Esben Skovenborg & Thomas Lund

Our CTO for Broadcast & Production, Thomas Lund and our Senior Research Engineer, Esben Skovenborg (Ph.D.) presented Convention Paper 8983 entitled: 'Level-Normalization of Feature Films Using Loudness vs Speech'  at the 135th AES Convention in New York.

It was very well received. In fact, the authors were selected by AES to receive a 'Best Peer-Reviewed Paper' award for their work. "Needless to say we're very honored to receive this award that recognizes our scientific research methods as well as our contribution to the field of loudness technology. Although TC and others have provided loudness solutions for years, considerable challenges remain, and by basing new products and technology on empirical research we are better able to serve the needs of the broadcasters and audio engineers," 
says Esben Skovenborg. 

"We felt it was important to make this study as films may be made for cinema, but are often viewed on TV, where they have to co-exist with all kinds of program material in terms of audio loudness. Further, even if we look at film in an isolated context, there's also a loudness war going on in cinema, and we were trying to understand the reasons why. In broadcast as well as in cinema, it appears the number one goal is to get the overall loudness suitable without hampering speech intelligibility. Speech level is less important,"  adds Thomas Lund.

AES Paper Award

Paper Abstract

We present an empirical study of the differences between level-normalization of feature films using the two dominant methods: loudness normalization and speech ("dialog") normalization.
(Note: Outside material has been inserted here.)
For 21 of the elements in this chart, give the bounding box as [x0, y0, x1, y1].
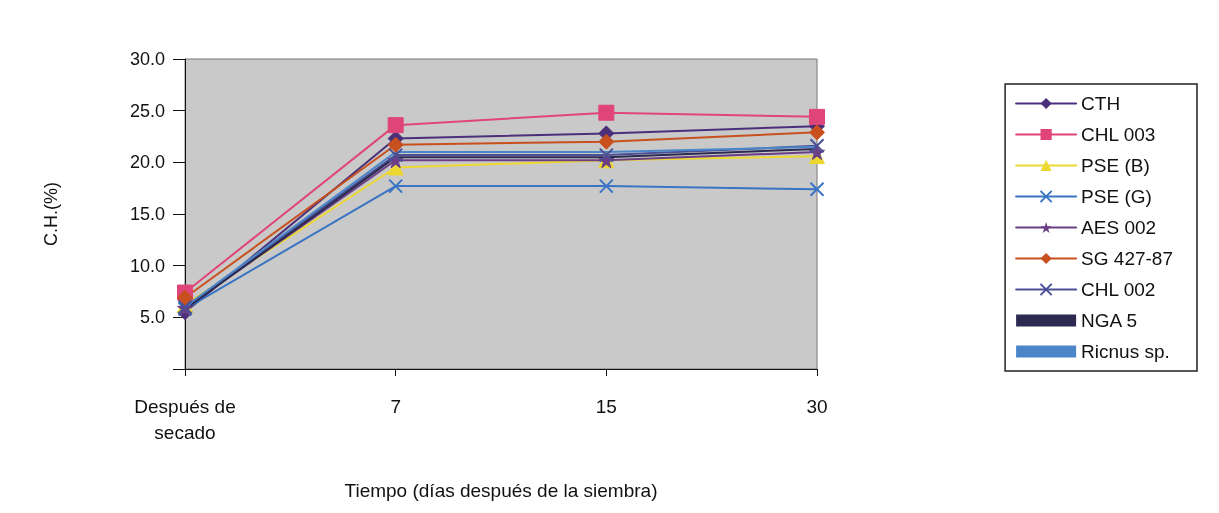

The sound of 35 recent 'blockbuster' DVDs were analyzed using both methods. The difference in normalization level was up to 14 dB, on average 5.5 dB. For all films the loudness method provided the lowest normalization level and hence the greatest headroom.

Comparison of automatic speech measurement to manual measurement of dialog anchors shows a typical difference of 4.5 dB, with the automatic measurement producing the highest level. Employing the speech-classifier to process rather than measure the films, a listening test suggested that the automatic measure is positively biased because it sometimes fails to distinguish between "normal speech" and speech combined with "action" sounds.

Finally, the DialNorm values encoded in the AC-3 streams on DVDs were compared to both the automatically and the manually measured speech levels, and found to match neither one well.